Jesus Christ! Nobody moves that fast!
Celluci grabbed Stuart’s arm as Henry disappeared into the night. “Wait!” he barked. “I need you to show me the way to Carl Biehn’s farm.”
“Let me go, human!”
“Damn it, Stuart, the man’s got guns. He’s taken Henry out once already! Charging in will only get everyone shot. We can get there before them in my car.”
“Don’t count on it.” Stuart laughed but the sound held no humor. “And this is our hunt. You have no right to be there.”
“Take him, Stuart!” Nadine’s tone left no room for her mate to argue. “Think of after.”
The male wer snarled but after an instant he yanked his arm free of Celluci’s hold and started for the door. “Come on, then.”
After?
Celluci wondered as the two of them charged across the lawn.
Mary, Mother of God, they want me there to explain the body.
. . .
“What is taking him so long!” Vicki shoved at her glasses and turned away from the living room window. With the sun down she could see nothing past her reflection on the glass but that didn’t stop her from pacing the length of the room and back then peering out into the darkness again.
“He has to come all the way from Adelaide and Dundas,” Bertie pointed out. “It’s going to take him a few minutes.”
“I
know
that!” She sighed and took a deep breath. “I’m sorry. I had no right to snap at you. It’s just that . . . well, if it wasn’t for my damned eyes, I’d be driving myself. I’d be halfway there by now!”
Bertie pursed her lips and looked thoughtful. “You don’t trust your partner to deal with it?”
“Celluci’s not a partner, he’s a friend. I don’t have a partner. Exactly.” And although Henry could be counted on to keep Celluci from doing anything stupid, who would save Peter, or watch the wer, or grab the murdering bastard—Vicki always saw him with Mark Williams’ face, convinced that he had been the reason for the deaths even if he hadn’t pulled the trigger—and . . . and then what? “I
have
to be there! How can I
know
it’s justice if I’m not there?”
Realizing that some questions weren’t meant to be answered, Bertie wisely kept silent. Questions of her own would have to wait.

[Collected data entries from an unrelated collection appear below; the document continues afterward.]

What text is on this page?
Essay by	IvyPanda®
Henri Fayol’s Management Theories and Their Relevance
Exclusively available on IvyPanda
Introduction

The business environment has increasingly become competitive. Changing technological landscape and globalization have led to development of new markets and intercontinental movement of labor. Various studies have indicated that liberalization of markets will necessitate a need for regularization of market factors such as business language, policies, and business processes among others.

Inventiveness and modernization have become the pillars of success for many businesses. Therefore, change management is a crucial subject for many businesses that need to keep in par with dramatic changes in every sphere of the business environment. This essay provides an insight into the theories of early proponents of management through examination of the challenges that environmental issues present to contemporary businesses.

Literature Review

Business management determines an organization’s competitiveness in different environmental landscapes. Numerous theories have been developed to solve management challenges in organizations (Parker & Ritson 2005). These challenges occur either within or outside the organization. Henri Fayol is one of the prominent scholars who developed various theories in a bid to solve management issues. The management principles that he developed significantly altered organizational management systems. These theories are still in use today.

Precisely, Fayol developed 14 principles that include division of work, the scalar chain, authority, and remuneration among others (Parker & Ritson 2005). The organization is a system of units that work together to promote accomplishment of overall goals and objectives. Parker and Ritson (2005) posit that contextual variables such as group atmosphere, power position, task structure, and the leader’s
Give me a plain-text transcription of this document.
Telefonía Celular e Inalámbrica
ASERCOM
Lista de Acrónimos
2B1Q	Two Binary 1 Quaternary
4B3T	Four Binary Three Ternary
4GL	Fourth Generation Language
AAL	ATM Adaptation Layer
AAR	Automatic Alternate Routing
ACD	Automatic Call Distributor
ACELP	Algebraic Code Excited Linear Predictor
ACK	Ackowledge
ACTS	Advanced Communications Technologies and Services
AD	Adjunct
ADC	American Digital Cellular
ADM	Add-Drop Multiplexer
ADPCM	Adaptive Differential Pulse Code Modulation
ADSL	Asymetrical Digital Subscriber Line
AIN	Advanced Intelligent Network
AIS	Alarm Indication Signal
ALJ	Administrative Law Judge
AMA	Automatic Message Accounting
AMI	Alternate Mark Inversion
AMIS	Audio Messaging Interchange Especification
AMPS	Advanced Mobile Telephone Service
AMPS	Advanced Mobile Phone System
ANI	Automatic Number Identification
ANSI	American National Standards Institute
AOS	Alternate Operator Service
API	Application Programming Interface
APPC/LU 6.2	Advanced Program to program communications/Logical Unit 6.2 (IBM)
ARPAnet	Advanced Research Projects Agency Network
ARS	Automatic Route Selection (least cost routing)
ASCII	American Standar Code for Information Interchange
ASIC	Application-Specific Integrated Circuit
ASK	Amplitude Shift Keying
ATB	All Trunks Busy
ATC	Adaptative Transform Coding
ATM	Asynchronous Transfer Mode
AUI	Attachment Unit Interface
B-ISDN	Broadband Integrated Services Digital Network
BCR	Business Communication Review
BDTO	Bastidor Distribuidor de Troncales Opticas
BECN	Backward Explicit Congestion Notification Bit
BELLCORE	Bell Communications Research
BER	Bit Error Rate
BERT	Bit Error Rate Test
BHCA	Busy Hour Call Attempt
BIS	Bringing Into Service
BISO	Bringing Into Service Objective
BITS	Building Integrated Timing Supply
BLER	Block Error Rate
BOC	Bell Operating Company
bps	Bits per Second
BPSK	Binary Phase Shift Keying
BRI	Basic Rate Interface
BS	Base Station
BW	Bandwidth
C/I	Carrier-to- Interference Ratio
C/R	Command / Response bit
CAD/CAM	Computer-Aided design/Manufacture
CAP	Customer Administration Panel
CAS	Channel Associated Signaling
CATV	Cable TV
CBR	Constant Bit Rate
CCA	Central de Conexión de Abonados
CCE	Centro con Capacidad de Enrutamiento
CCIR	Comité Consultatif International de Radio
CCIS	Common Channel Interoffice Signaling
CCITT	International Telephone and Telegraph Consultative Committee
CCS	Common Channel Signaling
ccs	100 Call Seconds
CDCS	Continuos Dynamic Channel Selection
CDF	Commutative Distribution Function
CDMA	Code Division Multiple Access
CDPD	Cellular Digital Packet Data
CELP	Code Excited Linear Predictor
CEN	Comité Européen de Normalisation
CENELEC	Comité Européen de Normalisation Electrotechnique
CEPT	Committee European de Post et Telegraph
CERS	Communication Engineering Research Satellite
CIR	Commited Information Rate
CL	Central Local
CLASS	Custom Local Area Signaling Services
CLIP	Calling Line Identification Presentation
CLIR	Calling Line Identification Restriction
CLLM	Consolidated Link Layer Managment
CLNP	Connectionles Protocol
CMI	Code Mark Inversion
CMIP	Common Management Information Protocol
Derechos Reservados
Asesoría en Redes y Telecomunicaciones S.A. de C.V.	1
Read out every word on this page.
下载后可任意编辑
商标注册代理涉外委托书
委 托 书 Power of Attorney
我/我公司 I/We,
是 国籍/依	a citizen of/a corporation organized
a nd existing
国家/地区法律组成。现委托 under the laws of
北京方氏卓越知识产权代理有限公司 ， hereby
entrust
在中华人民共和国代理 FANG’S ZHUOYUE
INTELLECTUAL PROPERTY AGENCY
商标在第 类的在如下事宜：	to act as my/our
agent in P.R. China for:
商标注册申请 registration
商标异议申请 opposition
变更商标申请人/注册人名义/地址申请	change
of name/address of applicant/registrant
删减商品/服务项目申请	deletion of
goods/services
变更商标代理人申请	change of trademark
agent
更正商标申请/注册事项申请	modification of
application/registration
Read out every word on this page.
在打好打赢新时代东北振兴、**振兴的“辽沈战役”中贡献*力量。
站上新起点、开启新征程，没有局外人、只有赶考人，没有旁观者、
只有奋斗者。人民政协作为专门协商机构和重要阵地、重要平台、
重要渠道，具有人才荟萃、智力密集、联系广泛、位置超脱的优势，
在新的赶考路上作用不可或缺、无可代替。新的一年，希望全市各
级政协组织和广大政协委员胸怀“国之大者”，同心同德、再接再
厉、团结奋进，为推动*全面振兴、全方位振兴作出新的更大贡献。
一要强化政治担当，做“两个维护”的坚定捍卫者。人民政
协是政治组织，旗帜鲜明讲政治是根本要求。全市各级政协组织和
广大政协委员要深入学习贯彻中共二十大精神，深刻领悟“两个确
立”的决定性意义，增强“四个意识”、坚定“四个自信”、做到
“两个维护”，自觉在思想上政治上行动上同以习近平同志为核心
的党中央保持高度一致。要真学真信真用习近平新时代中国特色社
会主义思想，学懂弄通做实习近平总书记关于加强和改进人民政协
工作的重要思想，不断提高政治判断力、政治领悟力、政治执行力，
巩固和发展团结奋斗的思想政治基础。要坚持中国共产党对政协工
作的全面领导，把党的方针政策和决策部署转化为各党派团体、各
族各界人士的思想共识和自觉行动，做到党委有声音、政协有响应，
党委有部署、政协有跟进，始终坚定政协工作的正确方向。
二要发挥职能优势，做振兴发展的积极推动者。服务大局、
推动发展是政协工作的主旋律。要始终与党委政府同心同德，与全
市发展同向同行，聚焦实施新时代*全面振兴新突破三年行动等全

“Damn it, I told him it was an emergency!” Vicki whirled back to the window and squinted into the night. “Where is he?” With an hour left in the shift, and Colin already back in the station, it hadn’t been hard for Vicki to convince the duty sergeant to release him for a family emergency. “Why the. . . There!” Headlights turned up the driveway.
Vicki snatched up her bag and ran for the door, shouting back over her shoulder, “Don’t talk about this to anyone. I’ll be in touch.”
Outside, and effectively blind, she aimed for the headlights and narrowly missed being run down by one of London’s old blue and white police cars. She grabbed for the rear door as it screeched to a stop and threw herself into the back seat.
Barry slammed the car into reverse and laid rubber back down the length of the driveway while Colin twisted around and snarled, “What the hell is going on?”
Vicki pushed her glasses back into place and clutched at the seat as the car took a corner on two wheels.
“Carl Biehn was an Olympic marksman by way of Korea and the marines.”
“That grasseater?”
“He may be,” Vicki snapped, “but his nephew. . .”
“Was charged with fraud in ‘86, possession of stolen goods in ’88, and accessory to murder nine months ago,” Barry broke in. “No convictions. Got off on a technicality all three times. I ran him this afternoon.”
“And the emergency,” Colin growled, teeth bared.
“Peter’s missing.”
Grasses and weeds whipped at his legs; trees flickered past in the periphery of his sight, unreal shadow images barely seen before they were gone; the barrier of a fence became no barrier at all as he vaulted the wire net and landed still running. Henry had always known that the wer were capable of incredible bursts of speed but he never knew how fast until that night. Making no effort to elude him, Cloud merely raced toward her twin, not far ahead but far enough that he feared he could never catch her.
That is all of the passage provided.